And the other thing is that there are sites that are specifically designed for marketers. For example, there’s one social news site called Sphinn, and that’s specifically for online marketers to share their content on.

LD: And Sphinn is one of the very few sites that says its okay to submit your own stuff, isn’t it?

MS: Right.

LD: Whereas the others don’t like that so much.

MS: It’s tough to be submitting your own stuff because the community doesn’t like it. They want you to have more of the natural kind of participation; they want you to share. Once in a while submitting your own stuff is okay, but they don’t want you just to be a part of the community so you can push your own stuff.

LD: Do you find people try to game the system?

MS: Yeah, a lot of people try and game the system, and being an active community member on a lot of these sites, I find a lot of people coming to me a lot of the time and saying: “hey, can you submit this piece of content for me?” and in most cases, if it’s interesting, and it’s good enough, and I think the community will enjoy it, I’ll put it in.

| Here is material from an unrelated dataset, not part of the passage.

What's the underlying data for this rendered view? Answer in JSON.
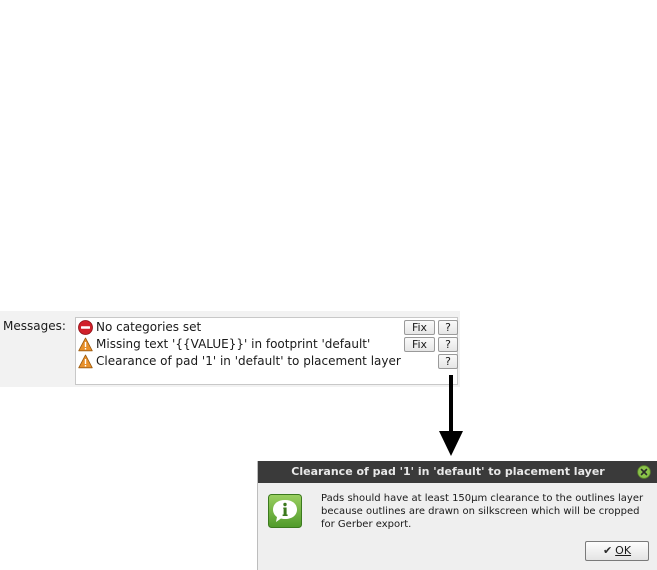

But, a lot of times, I’ll say “No, I don’t think this is a good fit for the community,” and so I’ll say no. So I think it’s not necessarily gaming the system, just they feel if one user has more exposure within a community, and they have a good piece of content, they just want to submit it so the most number of people get to see it and vote on it.

LD: What would you say are the five elements that would be crucial to make it on Digg?

MS: I don’t even thing you need five elements. To begin with you need to understand the community and the kind of content they like. You can’t just pick up a piece from Science Journal which is very academic, and submit it to Digg and hope it succeeds. You can’t have it too long, so the length is important, maybe 500 – 700 words. The way you present it is important; a lot of times if you write a list, it’s much better than just writing paragraph upon paragraph of content. Because, you know, lists are easier to read – more fun to read a lot of the time.

Know the content you’re creating, know the kind of audience you’re targeting, and present it in a way that the community finds it fun to read; with pictures, and videos, as a list. Just don’t make it very academic and very long. Because social media is about instant gratification, nobody wants to spend like 15 – 20 minutes reading an article.

LD: What about the five no-no’s for submitting content?

MS: There are a lot more no-no’s; don’t put too many ads on your site, don’t make it seem like you’re just creating content to make money, don’t do blatant self promotion; don’t make it look like a product page. You just want to make it feel like it’s a good piece of content and you just want to share it with the community. Don’t make it seem like an ad farm, don’t have a lot of affiliate links, things like that. Don’t make content very specifically SEO so the community just thinks that you’ve created a piece of content to get it on social news just so you can get ranked on Google.

Make it a good piece of content that the community is going to want to read and I think that’s still the easiest way to succeed.

LD: It’s a matter of really getting to know the community first, isn’t it?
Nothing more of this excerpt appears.